Evosight™

 

Certain proteins are extremely sensitive to mutagenesis while others accommodate a large number of mutations, hence having a bigger evolution potential. Additionally, the number of beneficial mutations may differ depending upon the characteristics that have to be engineered. EvoSight™ enables you to characterise both parameters and accelerate your protein engineering projects. 

Protéus has also developed EvoSight™ to rationalise the random mutagenesis when the screening assay is complex and not easily amenable to high-throughput. In this case, EvoSight™ allows focusing rapidly on the library with the optimal mutation load and to determine the best strategy to be applied for obtaining the expected improvement. 

  

EvoSight™ process

EvoSight™ is based on the exploitation of experimental data using a proprietary algorithm. Our EvoSight™ directed evolution service involves successive steps: 

1. Starting from your gene, Protéus produces 5 calibrated random mutagenesis libraries with increasing mutation loads 
2. The active fraction of each library is evaluated (100 clones per library tested using a simple positive / negative assay)*
3. Based on the active fraction results, Protéus determines the optimal library as well as the mimimum number of clones to be screened. 
4. The optimal library is screened, allowing the identification of improved variants 
5. The number of beneficial mutations (B factor) is determined and a strategy for further evolution is designed.

* Screening can either be performed by customer or by Protéus. See our high throughput screening services.

• Generate a set of calibrated, high quality gene libraries
• Prepare a pool of gene variants for gene shuffling
• Understand the evolution potential of your protein
• Devise an optimisation strategy
• Obtain improved versions of a single protein

• A unique, patented process
• An unprecedented insight on the protein plasticity and evolution potential
• Generation of qualified variants for shuffling
• Optimisation and acceleration of screening steps
• Rationalisation of the directed evolution process

References	Designation
DE-001	Evosight strategic study
DE-002	EvoSight library generation and analysis

Please provide:

• Your cDNA cloned in a standard vector. We strongly recommend to send purified plasmids (10 µg in 40 µl TE buffer).
• Corresponding electronic maps and sequences

Protéus can also prepare synthetic genes (wild-type or codon optimised) starting from your electronic sequences. Tags and cleavage sites may be added on your demand to ease purification and downstream processing.

 

 

EvoSight™ results are delivered in several steps:

Initial deliverables:

• A set of gene libraries with increasing mutation loads (ligation libraries) (usually 5 libraries)

After evaluation of the active fraction of each library:

• The identity of the optimal library
• The minimal number of clones to be screened

After screening of the optimal library:

• Value of the B factor
• Improved variants

Generation of five libraries: 4 weeks

The identity of the optimal library, the minimal number of clones to be screened and the value of the B factor will be transferred to you within a week following reception of your screening data (see Process).

Combination of EvoSight™ and L-Shuffling™ to achieve a 50-fold increase in the activity of a phytase

Phytases are economically significant enzymes that hydolyse phosphoesters of phytic acid and release inorganic phosphate. Phytases are used as feed additives to improve the uptake of phosphate by animals and limit the rejections in environment.

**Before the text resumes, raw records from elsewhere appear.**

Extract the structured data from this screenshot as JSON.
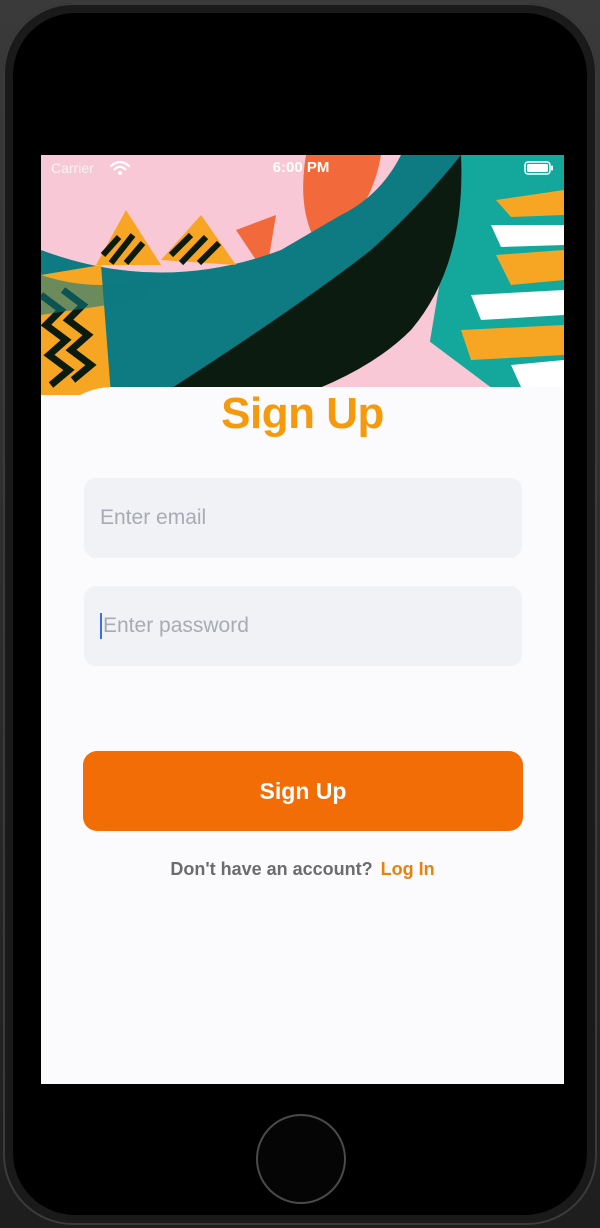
{
  "status_bar": {
    "carrier": "Carrier",
    "time": "6:00 PM",
    "wifi_icon": "wifi-icon",
    "battery_icon": "battery-icon"
  },
  "hero": {
    "image": "abstract-colorful-pattern"
  },
  "signup": {
    "title": "Sign Up",
    "email_placeholder": "Enter email",
    "password_placeholder": "Enter password",
    "button_label": "Sign Up",
    "footer_prompt": "Don't have an account?",
    "footer_link": "Log In"
  },
  "colors": {
    "accent_title": "#f59a0c",
    "button": "#f26d06",
    "link": "#e8820a",
    "input_bg": "#f0f2f6",
    "caret": "#3c6df0"
  }
}
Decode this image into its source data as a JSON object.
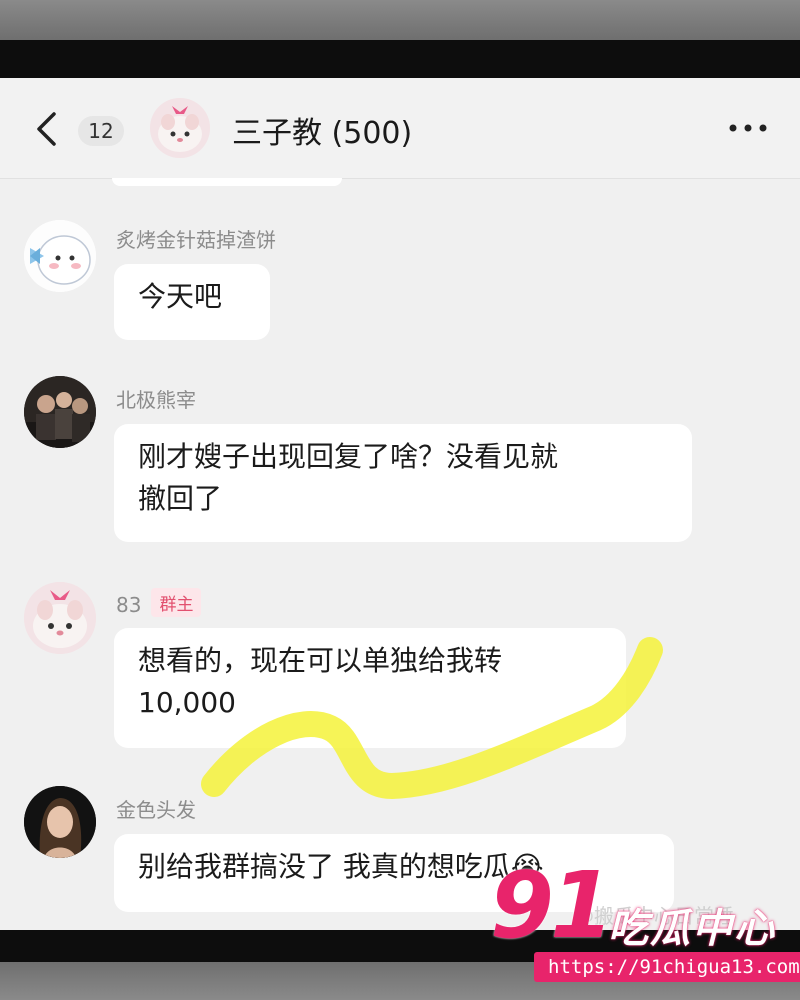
{
  "header": {
    "unread_count": "12",
    "title": "三子教 (500)"
  },
  "messages": [
    {
      "sender": "炙烤金针菇掉渣饼",
      "text": [
        "今天吧"
      ]
    },
    {
      "sender": "北极熊宰",
      "text": [
        "刚才嫂子出现回复了啥？没看见就",
        "撤回了"
      ]
    },
    {
      "sender": "83",
      "role": "群主",
      "text": [
        "想看的，现在可以单独给我转",
        "10,000"
      ]
    },
    {
      "sender": "金色头发",
      "text": [
        "别给我群搞没了 我真的想吃瓜😭"
      ]
    }
  ],
  "watermark": {
    "number": "91",
    "title": "吃瓜中心",
    "url": "https://91chigua13.com",
    "faint_text": "@搬瓜中心日常睡"
  },
  "colors": {
    "highlight": "#f4f23a",
    "brand": "#e8246b",
    "bubble": "#ffffff",
    "chat_bg": "#f0f0f0"
  },
  "icons": {
    "back": "chevron-left-icon",
    "more": "more-dots-icon"
  }
}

Directed evolution was applied by Protéus to improve the specific activity of a phytase. Starting with a single gene from Bacillus licheniformis, we used EvoSight™ to generate a set of calibrated mutant libraries.

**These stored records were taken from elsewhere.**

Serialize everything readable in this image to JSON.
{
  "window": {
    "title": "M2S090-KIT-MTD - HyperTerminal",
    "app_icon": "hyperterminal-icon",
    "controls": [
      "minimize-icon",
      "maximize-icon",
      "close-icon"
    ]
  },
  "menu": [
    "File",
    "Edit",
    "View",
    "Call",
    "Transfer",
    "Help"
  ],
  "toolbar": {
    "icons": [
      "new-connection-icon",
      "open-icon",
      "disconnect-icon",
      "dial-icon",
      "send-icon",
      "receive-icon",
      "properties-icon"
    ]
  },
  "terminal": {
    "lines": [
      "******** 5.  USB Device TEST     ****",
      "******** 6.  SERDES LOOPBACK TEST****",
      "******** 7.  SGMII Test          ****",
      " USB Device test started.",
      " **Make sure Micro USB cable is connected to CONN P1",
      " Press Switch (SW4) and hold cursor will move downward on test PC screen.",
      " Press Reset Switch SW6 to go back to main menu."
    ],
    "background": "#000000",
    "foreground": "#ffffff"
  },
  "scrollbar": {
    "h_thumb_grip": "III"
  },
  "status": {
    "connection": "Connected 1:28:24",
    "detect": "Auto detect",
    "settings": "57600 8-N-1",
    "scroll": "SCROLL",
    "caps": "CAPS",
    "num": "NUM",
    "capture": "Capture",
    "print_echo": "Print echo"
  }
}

After identification of the optimal library, 5000 variants were screened, of which about two thirds were found to be inactive. 273 mutants showed improved performances when compared to the wild-type enzyme.

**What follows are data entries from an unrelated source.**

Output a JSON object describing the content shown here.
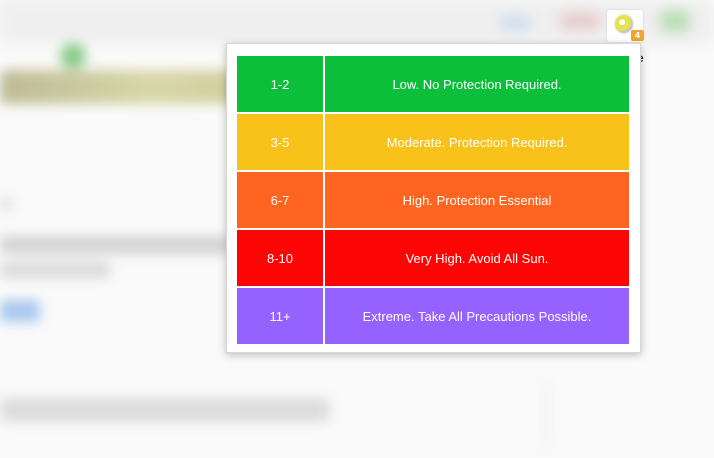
{
  "extension": {
    "icon": "sun-icon",
    "badge": "4",
    "fragment_letter": "e"
  },
  "uv_scale": {
    "rows": [
      {
        "range": "1-2",
        "description": "Low. No Protection Required.",
        "color": "#0bbf3a"
      },
      {
        "range": "3-5",
        "description": "Moderate. Protection Required.",
        "color": "#f8c21b"
      },
      {
        "range": "6-7",
        "description": "High. Protection Essential",
        "color": "#ff6520"
      },
      {
        "range": "8-10",
        "description": "Very High. Avoid All Sun.",
        "color": "#fe0505"
      },
      {
        "range": "11+",
        "description": "Extreme. Take All Precautions Possible.",
        "color": "#9662ff"
      }
    ]
  }
}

Furthermore, EvoSight™ enabled the calculation of the B factor, ie the number of independent beneficial mutations. The value of the B factor was found to be 30.

A high B factor indicates that many different mutations can independently lead to the targeted improvement, and suggests that combining these beneficial mutations iteratively can lead to further improvement.
 
Therefore, the 73 best phytase mutants were selected as parental genes for recombination using L-Shuffling™.

After only 3 L-Shuffling™ rounds, a 50-fold increase in the activity of the phytase was achieved, demonstrating that:

• As predicted by EvoSight™, the protein had a high evolution potential
• The strategy developed thanks to EvoSight™ was successful.